L’interruption temporaire de travail correspond à l’incapacité, pour l’assuré, de continuer son activité professionnelle pour cause médicale. Il est important de savoir que certains assureurs étendent cette notion. Ainsi, l’assurance ne rentre en jeu uniquement que si l’assuré ne peut plus exercer une activité (et non pas seulement « son » activité).

Il est à noter que dans beaucoup de cas les arrêts de travail pour des maladies concernant le dos ou des dépressions, ne sont pas pris en compte car trés difficilement vérifiables de manière certaine.

Dans certains cas, cette assurance n’est pas obligatoire notamment pour les personnes inactives (retraités, sans emploi…) ou les personnes déjà couvertes pour ce risque.

Délai de franchise

Il existe toutefois un délai de carence durant lequel l’assurance ne s’active pas. Ce délai est propre au contrat ou aux options choisies. Les durées les plus courantes sont 30 jours, 90 jours ou 180 jours. Durant cette période l’emprunteur continue à payer ses mensualités tout à fait normalement.
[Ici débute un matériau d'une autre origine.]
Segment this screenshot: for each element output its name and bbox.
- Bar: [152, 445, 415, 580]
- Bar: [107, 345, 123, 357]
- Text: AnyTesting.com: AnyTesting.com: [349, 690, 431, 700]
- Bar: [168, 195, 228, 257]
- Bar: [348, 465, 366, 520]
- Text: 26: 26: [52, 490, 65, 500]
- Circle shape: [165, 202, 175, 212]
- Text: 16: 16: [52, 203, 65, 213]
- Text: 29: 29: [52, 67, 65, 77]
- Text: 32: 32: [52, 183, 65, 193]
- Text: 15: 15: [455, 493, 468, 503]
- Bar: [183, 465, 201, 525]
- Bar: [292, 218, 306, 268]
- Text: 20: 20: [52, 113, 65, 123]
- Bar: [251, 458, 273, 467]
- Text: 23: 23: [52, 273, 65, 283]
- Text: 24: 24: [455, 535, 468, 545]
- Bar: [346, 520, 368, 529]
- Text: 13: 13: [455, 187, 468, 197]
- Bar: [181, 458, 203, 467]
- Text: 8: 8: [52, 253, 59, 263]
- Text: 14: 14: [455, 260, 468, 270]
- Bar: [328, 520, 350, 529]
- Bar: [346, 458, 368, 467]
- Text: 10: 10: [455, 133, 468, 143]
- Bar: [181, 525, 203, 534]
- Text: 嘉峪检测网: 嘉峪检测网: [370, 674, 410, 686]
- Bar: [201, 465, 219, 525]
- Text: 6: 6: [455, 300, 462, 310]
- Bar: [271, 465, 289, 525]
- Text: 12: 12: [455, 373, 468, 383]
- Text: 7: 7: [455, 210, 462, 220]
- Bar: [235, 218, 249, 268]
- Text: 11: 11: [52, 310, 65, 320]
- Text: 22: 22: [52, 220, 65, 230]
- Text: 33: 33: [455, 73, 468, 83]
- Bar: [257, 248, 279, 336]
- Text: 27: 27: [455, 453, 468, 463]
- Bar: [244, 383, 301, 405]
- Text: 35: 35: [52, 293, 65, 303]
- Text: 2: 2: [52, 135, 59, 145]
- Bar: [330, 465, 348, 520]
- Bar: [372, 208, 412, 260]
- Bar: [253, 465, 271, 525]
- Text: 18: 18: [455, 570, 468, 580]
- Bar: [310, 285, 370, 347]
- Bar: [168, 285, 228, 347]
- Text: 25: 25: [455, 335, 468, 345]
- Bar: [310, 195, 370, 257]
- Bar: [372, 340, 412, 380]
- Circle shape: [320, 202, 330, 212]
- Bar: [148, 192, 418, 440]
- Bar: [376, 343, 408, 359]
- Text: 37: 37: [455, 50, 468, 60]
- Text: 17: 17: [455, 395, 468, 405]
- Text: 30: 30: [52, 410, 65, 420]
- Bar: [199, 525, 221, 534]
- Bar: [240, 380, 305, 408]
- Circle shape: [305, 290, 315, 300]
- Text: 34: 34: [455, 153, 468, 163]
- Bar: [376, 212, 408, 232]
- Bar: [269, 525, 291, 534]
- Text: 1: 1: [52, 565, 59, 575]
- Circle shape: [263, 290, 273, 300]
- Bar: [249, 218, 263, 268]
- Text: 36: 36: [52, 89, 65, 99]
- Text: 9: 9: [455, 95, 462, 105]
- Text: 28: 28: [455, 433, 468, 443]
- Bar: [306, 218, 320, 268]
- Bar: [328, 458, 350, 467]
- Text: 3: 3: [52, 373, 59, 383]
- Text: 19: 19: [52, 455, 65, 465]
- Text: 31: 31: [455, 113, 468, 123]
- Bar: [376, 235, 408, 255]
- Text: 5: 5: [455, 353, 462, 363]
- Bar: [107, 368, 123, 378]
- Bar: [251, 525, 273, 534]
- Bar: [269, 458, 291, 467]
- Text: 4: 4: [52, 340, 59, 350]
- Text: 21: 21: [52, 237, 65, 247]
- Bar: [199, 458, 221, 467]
L’arrêt de travail doit donc être relativement conséquent pour que cela puisse bénéficier à l’assuré.

Indemnisation

La première chose à vérifier est la durée de couverture qui est fixée dans le contrat car certains établissements en limitent la durée. Dans ce cas si l’arrêt de travail dépasse ce plafond, l’assurance s’arrête à la date prévue et c’est à l’emprunteur de reprendre ses remboursements.

La deuxième chose importante est la méthode d’indemnisation de l’assureur. Deux cas ressortent :

  • Prise en charge totale de la mensualité une fois le délai de carence écoulé, c’est la formule la plus avantageuse pour l’assuré car elle l’exonère de tout paiement durant son arrêt.
  • Prise en charge de la mensualité au prorata de la perte de revenu. En clair, l’assureur tient compte des allocations versées par la Sécurité Sociale au titre de l’arrêt. Dans le cas d’une indemnisation à hauteur de 50 % du salaire, l’assurance ne couvrira la mensualité qu’à hauteur de 50 %.